Network polls show that, if the Republicans passed a bill and Mr. Obama vetoed it, Americans would blame the Republicans by a margin of 3 to 1. Even those Americans without monthly Permanent Disability checks and free Obama-phones would support the President. Most of these believe that, if Mr. Obama grabbed Mr. Boehner by the lapels, it would be Mr. Boehner's fault for wearing wrinkled clothing. Thus Republicans have adopted a low profile, such as guiding the recent tax bill to go easy on small business, but simultaneously claiming to have "no fingerprints" on it, except the fingerprints of the 50% of Republicans who voted for it. Mr. Kudlow wants Republicans to insist on spending cuts, "and no gimmicks," except a new "chained" index of inflation that reflects the fact that, when the price of toilet paper doubles, Americans can effortlessly switch to newsprint.

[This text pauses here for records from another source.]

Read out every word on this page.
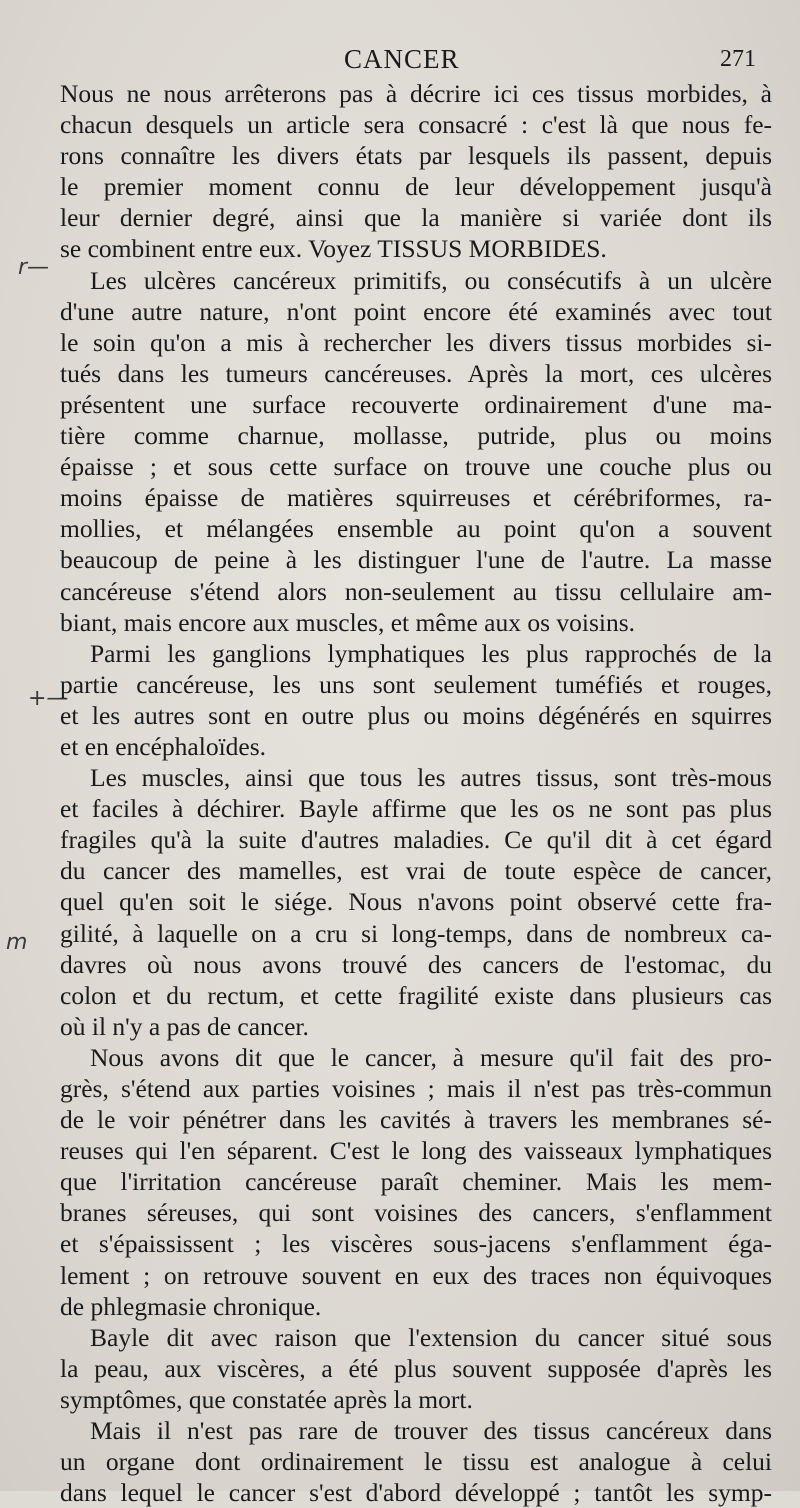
CANCER	271
r—
+—
m
Nous ne nous arrêterons pas à décrire ici ces tissus morbides, à
chacun desquels un article sera consacré : c'est là que nous fe-
rons connaître les divers états par lesquels ils passent, depuis
le premier moment connu de leur développement jusqu'à
leur dernier degré, ainsi que la manière si variée dont ils
se combinent entre eux. Voyez TISSUS MORBIDES.
Les ulcères cancéreux primitifs, ou consécutifs à un ulcère
d'une autre nature, n'ont point encore été examinés avec tout
le soin qu'on a mis à rechercher les divers tissus morbides si-
tués dans les tumeurs cancéreuses. Après la mort, ces ulcères
présentent une surface recouverte ordinairement d'une ma-
tière comme charnue, mollasse, putride, plus ou moins
épaisse ; et sous cette surface on trouve une couche plus ou
moins épaisse de matières squirreuses et cérébriformes, ra-
mollies, et mélangées ensemble au point qu'on a souvent
beaucoup de peine à les distinguer l'une de l'autre. La masse
cancéreuse s'étend alors non-seulement au tissu cellulaire am-
biant, mais encore aux muscles, et même aux os voisins.
Parmi les ganglions lymphatiques les plus rapprochés de la
partie cancéreuse, les uns sont seulement tuméfiés et rouges,
et les autres sont en outre plus ou moins dégénérés en squirres
et en encéphaloïdes.
Les muscles, ainsi que tous les autres tissus, sont très-mous
et faciles à déchirer. Bayle affirme que les os ne sont pas plus
fragiles qu'à la suite d'autres maladies. Ce qu'il dit à cet égard
du cancer des mamelles, est vrai de toute espèce de cancer,
quel qu'en soit le siége. Nous n'avons point observé cette fra-
gilité, à laquelle on a cru si long-temps, dans de nombreux ca-
davres où nous avons trouvé des cancers de l'estomac, du
colon et du rectum, et cette fragilité existe dans plusieurs cas
où il n'y a pas de cancer.
Nous avons dit que le cancer, à mesure qu'il fait des pro-
grès, s'étend aux parties voisines ; mais il n'est pas très-commun
de le voir pénétrer dans les cavités à travers les membranes sé-
reuses qui l'en séparent. C'est le long des vaisseaux lymphatiques
que l'irritation cancéreuse paraît cheminer. Mais les mem-
branes séreuses, qui sont voisines des cancers, s'enflamment
et s'épaississent ; les viscères sous-jacens s'enflamment éga-
lement ; on retrouve souvent en eux des traces non équivoques
de phlegmasie chronique.
Bayle dit avec raison que l'extension du cancer situé sous
la peau, aux viscères, a été plus souvent supposée d'après les
symptômes, que constatée après la mort.
Mais il n'est pas rare de trouver des tissus cancéreux dans
un organe dont ordinairement le tissu est analogue à celui
dans lequel le cancer s'est d'abord développé ; tantôt les symp-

The Republican stance was shown most clearly in the Party's reaction to Mr. Obama's attempt to impose new taxes on "millionaires and billionaires," triggered not by being either, but by just earning $200,000. Mr. Boehner himself offered the brilliant strategem, "$400,000 and it's a deal!" Reportedly, the GOP will carry the day in 2014 with the inspiring slogan adapted from Animal Farm, "Two hundred grand bad, four hundred grand good."
One flash point remains this winter. The previous Congress wrote a Final Solution to the deficit, a Super-committee of six vain Democrats and six vain Republicans to decide everything. The bill, in the totally unexpected case of a 6-6 tie vote, called for the budget to increase by mere shovel-fuls for a decade, rather than the wheelbarrow-fuls previously planned; half taken from Welfare and half taken from Defense. This brilliant Republican strategem had only one flaw: Who knew that the ones who would howl the loudest would be Republicans?

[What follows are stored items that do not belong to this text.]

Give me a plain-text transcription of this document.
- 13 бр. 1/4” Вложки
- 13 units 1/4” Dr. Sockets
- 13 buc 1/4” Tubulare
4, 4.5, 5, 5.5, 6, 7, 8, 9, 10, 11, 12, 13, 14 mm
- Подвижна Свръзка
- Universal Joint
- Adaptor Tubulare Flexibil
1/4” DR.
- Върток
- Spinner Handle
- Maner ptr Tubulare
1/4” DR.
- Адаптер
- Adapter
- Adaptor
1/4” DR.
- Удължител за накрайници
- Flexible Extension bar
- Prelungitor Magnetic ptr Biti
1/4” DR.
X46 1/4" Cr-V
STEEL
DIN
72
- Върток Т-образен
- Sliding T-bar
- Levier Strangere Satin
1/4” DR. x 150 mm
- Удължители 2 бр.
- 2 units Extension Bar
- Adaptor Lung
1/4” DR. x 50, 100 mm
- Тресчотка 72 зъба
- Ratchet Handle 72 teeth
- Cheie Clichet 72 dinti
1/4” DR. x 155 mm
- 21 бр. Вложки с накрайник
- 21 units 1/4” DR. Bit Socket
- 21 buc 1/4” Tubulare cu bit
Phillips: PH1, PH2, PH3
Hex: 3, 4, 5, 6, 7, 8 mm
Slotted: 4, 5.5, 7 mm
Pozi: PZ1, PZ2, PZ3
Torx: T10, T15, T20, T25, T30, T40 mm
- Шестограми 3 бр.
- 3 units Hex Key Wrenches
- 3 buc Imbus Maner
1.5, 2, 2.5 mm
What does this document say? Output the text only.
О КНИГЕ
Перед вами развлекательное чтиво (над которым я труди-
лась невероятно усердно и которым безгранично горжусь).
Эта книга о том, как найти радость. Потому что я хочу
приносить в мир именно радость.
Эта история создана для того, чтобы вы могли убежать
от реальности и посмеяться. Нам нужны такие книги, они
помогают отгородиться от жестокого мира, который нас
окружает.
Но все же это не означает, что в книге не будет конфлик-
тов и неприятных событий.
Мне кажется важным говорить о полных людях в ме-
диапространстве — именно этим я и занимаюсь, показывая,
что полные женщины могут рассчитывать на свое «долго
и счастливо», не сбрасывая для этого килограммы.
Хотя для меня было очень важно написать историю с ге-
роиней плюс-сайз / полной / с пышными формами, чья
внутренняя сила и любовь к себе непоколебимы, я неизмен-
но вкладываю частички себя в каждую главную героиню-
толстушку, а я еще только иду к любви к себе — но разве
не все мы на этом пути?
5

In separate news, Mr. Biden made it all the way through his own oath of office without tripping, swearing, or asking a paraplegic to stand up. The oath was administered by Supreme Court Justice Sonia Sotomayor, who is female and a self-described Wise Latina, with Jeopardy! voice-over artist Don Pardo introducing her by saying, "First time in that category." Justice Sotomayor did Mr. Biden the favor of abbreviating the oath for him to repeat, as she had to get to New York City to autograph books.